In his speech, the mayor highlighted “key dimensions” of the city’s future while lauding the accomplishments of his eight year tenure.
Despite the 11 percent jump in homelessness that the city saw throughout the pandemic, Liccardo said he believes they’re “finally seeing some hopeful signs” in housing the unsheltered homeless population.
Since the start of the pandemic, the city has doubled down on constructing prefabricated communities that often cost less and are quicker to build than apartments. Liccardo said the three projects the city has built have taken 686 residents off the street. Nearly 80% of them remaining housed today.
The city is in the process of erecting hundreds more quick-build units with the goal of 1,000 under development by the end of the year.
Liccardo also triumphed at the city’s financial situation — a drastic change from when he took office in 2015 when the city was “licking its wounds” from the Great Recession, rising retirement costs and the pension battles.
While San Jose is still working to restore services — many impacted by pandemic-related budget cuts — the mayor highlighted the recent “promising results” including opening libraries for the first time on Sundays in 16 low-income neighborhoods, repaving or resealing 303 miles of streets and launching a free junk pickup program.
Liccardo said that wouldn’t be possible without the city getting its “financial house in order.” For the first time in two decades, San Jose’s budget office is projecting a modest surplus for the next five years.
In the wake of a gun violence epidemic that rocked San Jose last year when a Santa Clara Valley Transportation Authority worker killed nine at the light rail yard before turning the gun on himself, the city has marked reducing gun violence a priority.
On Thursday, he applauded San Jose’s leadership in the area as the city has recently banned the possession of ghost guns, required stores to video-record transactions and instituted a first-in-the-nation mandate that will require gun owners to purchase liability insurance.
“We have inspired other cities, and even the California legislature, to propose similar legislation,” Liccardo said. “We’ve also inspired a few groups to sue us. But with the successful advocacy of Tamara Prevost and City Attorney Nora Frimann, we will continue to fight to protect the lives of our kids in court, in City Hall, and in our neighborhoods.”

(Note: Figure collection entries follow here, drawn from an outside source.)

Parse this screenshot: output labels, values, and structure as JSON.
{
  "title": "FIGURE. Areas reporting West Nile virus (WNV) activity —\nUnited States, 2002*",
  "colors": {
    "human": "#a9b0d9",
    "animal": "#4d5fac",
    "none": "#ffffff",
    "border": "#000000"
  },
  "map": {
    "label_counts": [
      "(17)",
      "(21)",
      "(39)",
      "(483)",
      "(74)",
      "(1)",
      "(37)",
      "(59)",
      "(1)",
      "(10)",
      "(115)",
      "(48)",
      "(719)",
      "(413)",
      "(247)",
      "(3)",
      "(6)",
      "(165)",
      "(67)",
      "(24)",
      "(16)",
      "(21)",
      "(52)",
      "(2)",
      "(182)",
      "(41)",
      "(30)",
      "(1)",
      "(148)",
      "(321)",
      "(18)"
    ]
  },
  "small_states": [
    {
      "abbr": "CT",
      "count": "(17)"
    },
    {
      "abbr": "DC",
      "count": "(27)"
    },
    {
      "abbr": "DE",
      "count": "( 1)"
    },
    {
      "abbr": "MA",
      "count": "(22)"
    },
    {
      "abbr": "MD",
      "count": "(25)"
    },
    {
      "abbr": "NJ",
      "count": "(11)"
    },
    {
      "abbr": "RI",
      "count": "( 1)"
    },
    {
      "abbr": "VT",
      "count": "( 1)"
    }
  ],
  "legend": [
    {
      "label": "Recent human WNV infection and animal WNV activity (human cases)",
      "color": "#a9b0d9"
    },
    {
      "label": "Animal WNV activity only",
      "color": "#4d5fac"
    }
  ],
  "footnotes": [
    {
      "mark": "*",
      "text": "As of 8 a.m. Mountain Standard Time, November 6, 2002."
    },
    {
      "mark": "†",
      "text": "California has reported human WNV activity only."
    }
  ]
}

The evening was hosted by legendary Bay Area radio duo Lissa Kreisler and Sam Van Zandt, who reunited publicly for the first time since their KBAY-FM morning show went off the air in 2016.
Van Zandt brought a few items along to help Liccardo in his future employment after he terms out this year including hair spray, self tanner and hair gel, which Kreisler remarked “looks good on Gavin Newsom.”
Several community members were also honored Thursday evening, including Reymundo Espinoza, the CEO of Gardner Health, who received the 2022 mayor’s community champion award.
As for Liccardo’s dirty Chevy Volt, he told the Mercury News that he plans on washing his car after he leaves office — unless it rains.